The nature of evil in the twentieth century is (as Dr Shippey puts it) “curiously impersonal.” Bureaucrats signing over millions of lives with the flick of a pen. Presidents flattening whole cities with the push of a button. Politicians and civil servants chatting over coffee, as they start a war that lasts ten years.
More specific recent examples are NHS trusts shuttering their A&E departments for no purpose. Politicians voting through bills that render tens-of-millions unemployed. Doctors signing DNR orders for the autistic or mildly frail. Guidelines forcing ventilator tubes down throats all across the world.
Not because they think it’s right, not even because they secretly enjoy being wrong. They don’t see right or wrong any more. Only opinion polls and balance sheets. They serve the machinery of power now, and have lost themselves completely. Morals have become nothing by stones on an abacus.
That is what it means to become a wraith, and no longer be either living or dead. That is how you fall into darkness. That’s the troubling image of evil that Tolkien and Jackson present to us.
The casting of Alan Howard to voice the ring was a brilliant move by Peter Jackson (and the other writers/producers). It accomplishes something important: it adds menace to an oddly villainless story. It adds a solid, corporeal counterweight to a plot filled with memorable heroes. Respect must also be paid to Howard Shore’s genius use of music. The Ring’s theme, something you’d expect to be menacing, is this elegiac piece. Full of age and sadness. Almost a siren’s call. “Come with me,” it seems to say. Promising to return you to some safe dream you had long, long ago.
The use of music and voice merge to give The Ring a presence in the films. It broods over everything, a dark cloud of energy. But energy and presence are not character. The Ring isn’t literally alive. The Ring isn’t a person with direction, it is simply the void calling you home. Inviting you to be the worst version of yourself.
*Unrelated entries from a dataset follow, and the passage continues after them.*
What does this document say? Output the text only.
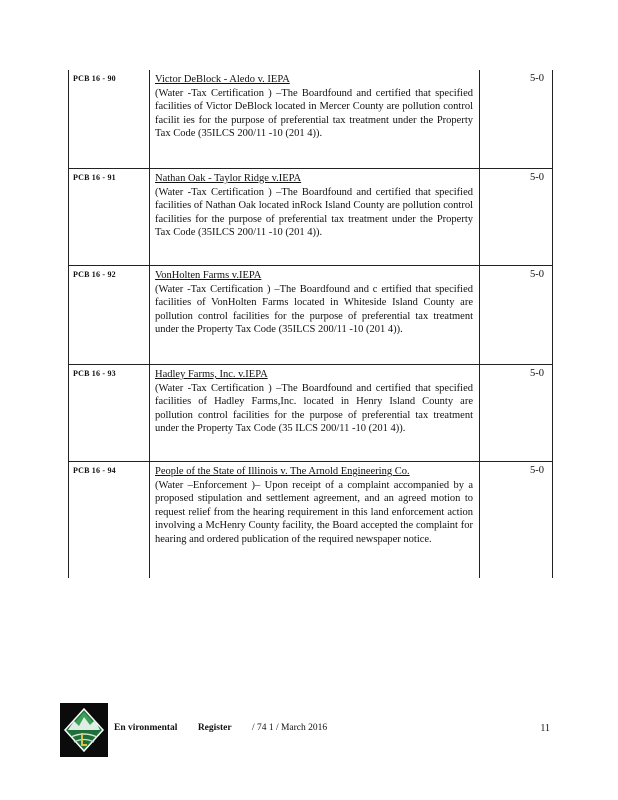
PCB 16 - 90	Victor DeBlock - Aledo v. IEPA
(Water -Tax Certification ) –The Boardfound and certified that specified facilities of Victor DeBlock located in Mercer County are pollution control facilit ies for the purpose of preferential tax treatment under the Property Tax Code (35ILCS 200/11 -10 (201 4)).
5-0
PCB 16 - 91	Nathan Oak - Taylor Ridge v.IEPA
(Water -Tax Certification ) –The Boardfound and certified that specified facilities of Nathan Oak located inRock Island County are pollution control facilities for the purpose of preferential tax treatment under the Property Tax Code (35ILCS 200/11 -10 (201 4)).
5-0
PCB 16 - 92	VonHolten Farms v.IEPA
(Water -Tax Certification ) –The Boardfound and c ertified that specified facilities of VonHolten Farms located in Whiteside Island County are pollution control facilities for the purpose of preferential tax treatment under the Property Tax Code (35ILCS 200/11 -10 (201 4)).
5-0
PCB 16 - 93	Hadley Farms, Inc. v.IEPA
(Water -Tax Certification ) –The Boardfound and certified that specified facilities of Hadley Farms,Inc. located in Henry Island County are pollution control facilities for the purpose of preferential tax treatment under the Property Tax Code (35 ILCS 200/11 -10 (201 4)).
5-0
PCB 16 - 94	People of the State of Illinois v. The Arnold Engineering Co.
(Water –Enforcement )– Upon receipt of a complaint accompanied by a proposed stipulation and settlement agreement, and an agreed motion to request relief from the hearing requirement in this land enforcement action involving a McHenry County facility, the Board accepted the complaint for hearing and ordered publication of the required newspaper notice.
5-0
En vironmental Register / 74 1 / March 2016	11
In that sense, the fantasy world of an old Oxford don holds something very real, and very unsettling. To quote Dr Tom Shippey one last time:
People say this fantasy fiction is escapist and evading the real world, well I think that’s an evasion. The Lord of Rings is trying to confront something most people would rather not confront. ‘It could be you.’ It’s saying. And under the right circumstances, it WILL be you.”
Maybe that fell in line with Tolkien’s religion, the idea of being born pure and the soul becoming corrupt. Maybe it’s just the way he saw the world, as an old man having lived through some dark times.
Through Tolkien’s books and Jackson’s films we are confronted with our own ability to indulge the worst parts of ourselves. The chance we will become the villain. And while this makes us shuffle uncomfortably in our seats, it should also empower us.
If Evil is small. If villainy is nothing but a weakness of mind and a lack of compassion and empathy. If we can see through its grandiose self-image to the degraded thing it really is, it becomes easier to fight.
That message of hope is beautifully stated in The Hobbit: An Unexpected Journey (2012):
Saruman believes it is only great power that can hold evil in check, but that is not what I have found. I found it is the small everyday deeds of ordinary folk that keep the darkness at bay… small acts of kindness and love.”
An important message, for our time and all time.